I'm a firm believer in the idea that there are no dumb questions. I especially feel this way when it comes to motorcycles. Motorcycle.com recently published an article titled "10 Dumb Motorcycle Questions" that poked fun a newbie riders.
Now, I get the author was trying to do this in a lighthearted manner and he acknowledges the need to be gentle while making fun of newbies, but I don't think it's productive to tease newbies for asking questions, even if you think they are dumb. Call me a fragile snowflake, but I don't think it's cool to poke fun at ignorance.
Make fun of new riders when they do or say something stupid, not when they ask questions.

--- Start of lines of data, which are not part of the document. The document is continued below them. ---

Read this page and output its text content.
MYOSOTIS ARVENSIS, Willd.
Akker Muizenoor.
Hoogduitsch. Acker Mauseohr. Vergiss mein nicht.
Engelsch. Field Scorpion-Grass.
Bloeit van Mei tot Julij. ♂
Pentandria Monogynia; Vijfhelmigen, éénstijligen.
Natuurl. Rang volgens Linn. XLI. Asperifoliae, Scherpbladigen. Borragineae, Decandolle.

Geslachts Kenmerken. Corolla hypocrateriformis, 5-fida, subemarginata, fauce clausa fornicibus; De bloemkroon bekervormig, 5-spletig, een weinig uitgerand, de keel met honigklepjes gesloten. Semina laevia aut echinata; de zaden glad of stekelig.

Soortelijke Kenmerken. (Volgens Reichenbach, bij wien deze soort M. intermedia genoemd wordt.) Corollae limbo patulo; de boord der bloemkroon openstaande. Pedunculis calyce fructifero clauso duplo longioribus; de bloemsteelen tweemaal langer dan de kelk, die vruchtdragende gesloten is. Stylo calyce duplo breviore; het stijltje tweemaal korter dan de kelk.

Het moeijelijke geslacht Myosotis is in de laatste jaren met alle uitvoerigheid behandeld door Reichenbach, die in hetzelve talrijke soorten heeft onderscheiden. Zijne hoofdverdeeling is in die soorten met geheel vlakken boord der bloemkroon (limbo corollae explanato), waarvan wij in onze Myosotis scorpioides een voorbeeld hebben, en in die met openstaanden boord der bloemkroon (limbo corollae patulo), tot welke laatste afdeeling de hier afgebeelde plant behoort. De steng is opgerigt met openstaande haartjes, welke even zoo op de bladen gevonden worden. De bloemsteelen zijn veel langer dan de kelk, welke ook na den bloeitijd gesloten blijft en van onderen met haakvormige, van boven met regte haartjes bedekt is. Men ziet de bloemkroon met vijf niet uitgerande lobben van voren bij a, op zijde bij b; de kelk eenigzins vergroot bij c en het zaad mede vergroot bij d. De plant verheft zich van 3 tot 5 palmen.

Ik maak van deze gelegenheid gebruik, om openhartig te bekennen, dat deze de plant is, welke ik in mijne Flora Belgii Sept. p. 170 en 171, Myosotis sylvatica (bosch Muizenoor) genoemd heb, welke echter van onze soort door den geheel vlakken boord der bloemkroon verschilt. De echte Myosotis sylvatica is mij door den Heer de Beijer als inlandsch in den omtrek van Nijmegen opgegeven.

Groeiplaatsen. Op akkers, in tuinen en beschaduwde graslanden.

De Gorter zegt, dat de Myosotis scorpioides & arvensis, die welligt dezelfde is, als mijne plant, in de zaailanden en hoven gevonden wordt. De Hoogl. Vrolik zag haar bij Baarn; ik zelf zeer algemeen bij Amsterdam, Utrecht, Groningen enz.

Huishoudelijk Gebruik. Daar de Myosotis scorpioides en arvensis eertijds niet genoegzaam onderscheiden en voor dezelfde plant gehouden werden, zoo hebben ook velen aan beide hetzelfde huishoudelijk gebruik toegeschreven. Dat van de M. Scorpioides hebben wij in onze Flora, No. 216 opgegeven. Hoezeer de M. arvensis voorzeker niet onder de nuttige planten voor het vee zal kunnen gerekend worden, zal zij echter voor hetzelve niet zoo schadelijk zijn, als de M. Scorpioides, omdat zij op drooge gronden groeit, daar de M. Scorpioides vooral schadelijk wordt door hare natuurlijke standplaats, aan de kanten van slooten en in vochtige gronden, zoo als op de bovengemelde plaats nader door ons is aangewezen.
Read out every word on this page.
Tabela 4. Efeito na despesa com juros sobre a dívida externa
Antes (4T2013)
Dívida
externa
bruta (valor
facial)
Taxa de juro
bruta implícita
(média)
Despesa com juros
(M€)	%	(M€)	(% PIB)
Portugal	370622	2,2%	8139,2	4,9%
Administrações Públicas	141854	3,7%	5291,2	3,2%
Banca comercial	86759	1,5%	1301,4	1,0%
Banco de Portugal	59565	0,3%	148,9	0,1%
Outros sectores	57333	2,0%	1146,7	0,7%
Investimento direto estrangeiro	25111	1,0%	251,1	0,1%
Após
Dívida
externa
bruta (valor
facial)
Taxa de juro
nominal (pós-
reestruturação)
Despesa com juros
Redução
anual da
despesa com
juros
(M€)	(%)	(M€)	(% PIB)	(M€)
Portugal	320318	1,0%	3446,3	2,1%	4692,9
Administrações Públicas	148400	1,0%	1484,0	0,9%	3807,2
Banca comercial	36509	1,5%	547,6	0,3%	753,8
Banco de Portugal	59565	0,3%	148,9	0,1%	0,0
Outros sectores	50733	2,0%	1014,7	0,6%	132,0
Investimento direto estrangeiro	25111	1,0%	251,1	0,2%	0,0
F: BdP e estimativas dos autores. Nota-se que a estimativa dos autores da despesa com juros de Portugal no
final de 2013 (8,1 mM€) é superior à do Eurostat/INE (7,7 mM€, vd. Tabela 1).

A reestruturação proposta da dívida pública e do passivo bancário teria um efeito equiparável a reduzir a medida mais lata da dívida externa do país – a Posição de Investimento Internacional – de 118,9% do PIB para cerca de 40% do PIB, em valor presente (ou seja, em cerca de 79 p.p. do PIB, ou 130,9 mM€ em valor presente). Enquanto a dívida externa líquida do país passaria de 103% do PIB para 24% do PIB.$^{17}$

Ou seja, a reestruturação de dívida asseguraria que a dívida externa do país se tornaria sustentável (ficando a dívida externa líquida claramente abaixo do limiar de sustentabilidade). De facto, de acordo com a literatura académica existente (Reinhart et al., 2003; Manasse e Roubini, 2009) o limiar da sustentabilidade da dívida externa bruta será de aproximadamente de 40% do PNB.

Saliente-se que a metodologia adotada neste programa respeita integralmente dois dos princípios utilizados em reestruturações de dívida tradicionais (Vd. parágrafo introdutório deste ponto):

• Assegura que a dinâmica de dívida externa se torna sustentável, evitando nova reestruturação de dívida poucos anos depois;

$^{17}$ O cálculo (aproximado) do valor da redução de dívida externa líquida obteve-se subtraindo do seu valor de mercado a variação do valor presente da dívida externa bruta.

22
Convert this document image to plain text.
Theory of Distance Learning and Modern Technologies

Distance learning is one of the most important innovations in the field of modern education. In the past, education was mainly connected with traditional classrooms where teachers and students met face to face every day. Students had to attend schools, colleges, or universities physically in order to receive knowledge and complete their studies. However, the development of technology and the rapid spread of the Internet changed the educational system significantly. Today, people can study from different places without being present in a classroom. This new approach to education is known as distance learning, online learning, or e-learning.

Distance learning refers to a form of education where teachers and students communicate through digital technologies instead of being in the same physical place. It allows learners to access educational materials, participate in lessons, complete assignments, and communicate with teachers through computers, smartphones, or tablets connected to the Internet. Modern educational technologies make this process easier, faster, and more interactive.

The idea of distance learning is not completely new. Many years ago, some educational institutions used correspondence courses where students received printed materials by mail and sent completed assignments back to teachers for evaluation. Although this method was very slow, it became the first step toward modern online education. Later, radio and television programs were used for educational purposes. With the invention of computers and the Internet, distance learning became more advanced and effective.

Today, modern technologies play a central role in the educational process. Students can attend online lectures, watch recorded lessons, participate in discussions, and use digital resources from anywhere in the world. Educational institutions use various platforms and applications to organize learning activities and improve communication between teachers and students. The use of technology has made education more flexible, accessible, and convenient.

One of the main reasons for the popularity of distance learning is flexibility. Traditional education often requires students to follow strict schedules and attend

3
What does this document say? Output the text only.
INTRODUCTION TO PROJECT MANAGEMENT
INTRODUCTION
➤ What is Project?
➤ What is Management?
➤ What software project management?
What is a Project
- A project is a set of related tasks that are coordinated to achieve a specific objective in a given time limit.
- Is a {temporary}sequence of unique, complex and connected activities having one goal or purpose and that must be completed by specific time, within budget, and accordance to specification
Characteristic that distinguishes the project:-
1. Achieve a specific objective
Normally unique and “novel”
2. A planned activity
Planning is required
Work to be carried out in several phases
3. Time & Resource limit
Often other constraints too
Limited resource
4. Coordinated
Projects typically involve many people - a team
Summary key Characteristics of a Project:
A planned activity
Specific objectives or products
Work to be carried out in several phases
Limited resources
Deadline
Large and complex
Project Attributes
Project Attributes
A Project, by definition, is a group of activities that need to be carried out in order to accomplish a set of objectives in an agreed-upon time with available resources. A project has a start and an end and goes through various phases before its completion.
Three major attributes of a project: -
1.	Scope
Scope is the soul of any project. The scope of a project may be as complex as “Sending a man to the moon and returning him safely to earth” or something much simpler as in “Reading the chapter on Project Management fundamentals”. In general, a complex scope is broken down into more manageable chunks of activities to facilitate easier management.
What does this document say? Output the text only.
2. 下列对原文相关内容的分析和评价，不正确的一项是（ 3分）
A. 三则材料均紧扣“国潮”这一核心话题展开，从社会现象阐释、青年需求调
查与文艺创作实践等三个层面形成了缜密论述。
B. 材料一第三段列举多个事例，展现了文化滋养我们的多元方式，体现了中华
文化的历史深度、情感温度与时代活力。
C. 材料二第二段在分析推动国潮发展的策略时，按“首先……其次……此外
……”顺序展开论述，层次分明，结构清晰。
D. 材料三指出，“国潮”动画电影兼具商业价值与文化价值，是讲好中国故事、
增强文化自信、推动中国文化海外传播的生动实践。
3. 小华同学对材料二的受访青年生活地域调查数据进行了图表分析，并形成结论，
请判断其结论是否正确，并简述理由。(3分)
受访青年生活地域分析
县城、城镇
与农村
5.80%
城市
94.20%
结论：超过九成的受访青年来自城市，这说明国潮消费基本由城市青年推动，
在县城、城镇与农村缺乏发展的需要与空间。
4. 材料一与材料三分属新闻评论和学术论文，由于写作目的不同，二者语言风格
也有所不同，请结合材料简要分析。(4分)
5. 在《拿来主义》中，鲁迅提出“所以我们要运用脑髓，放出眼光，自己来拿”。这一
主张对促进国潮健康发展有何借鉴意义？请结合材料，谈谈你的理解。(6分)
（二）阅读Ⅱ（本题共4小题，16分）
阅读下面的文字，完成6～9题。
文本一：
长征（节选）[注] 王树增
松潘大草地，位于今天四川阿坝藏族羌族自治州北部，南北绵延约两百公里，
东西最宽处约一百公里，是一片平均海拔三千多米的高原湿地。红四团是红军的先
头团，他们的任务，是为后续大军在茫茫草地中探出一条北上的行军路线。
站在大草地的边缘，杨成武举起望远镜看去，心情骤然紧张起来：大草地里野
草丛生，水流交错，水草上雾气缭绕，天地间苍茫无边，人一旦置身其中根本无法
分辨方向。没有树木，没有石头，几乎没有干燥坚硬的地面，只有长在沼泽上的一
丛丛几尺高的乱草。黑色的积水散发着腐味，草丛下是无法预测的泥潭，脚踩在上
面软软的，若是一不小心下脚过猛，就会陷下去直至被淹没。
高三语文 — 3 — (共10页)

I ask what I'm sure some people call dumb questions sometimes on purpose at automotive or motorcycle events or presentations because I know nobody else will.
I'm sure I annoy some people, but I don't care. There have been times when those seemingly dumb questions have led to interesting and engaging answers.
Newbies should be able to do the same without criticism.
When you make fun of people for asking questions, they tend not to ask them. This means instead of seeking out the right information, they're more likely to do something wrong because they don't want to sound dumb for asking.
The one good thing about this article is that the author makes a point of saying that you should always give out good and accurate advice. He makes it clear that if you mislead someone, you could cause them real physical harm.
I hesitated to bring this article up at first because I see what the author was trying to do, but the bottom line is he did a crappy job of it.
If you're a newbie and you have questions, ask them. Always.
If you don't want to go to someone who you think will criticize you, ask your questions in the comment box below. If I can answer, I will. If I don't know, I'll ask around until I can find someone who does. The last thing I'll do is make fun of you.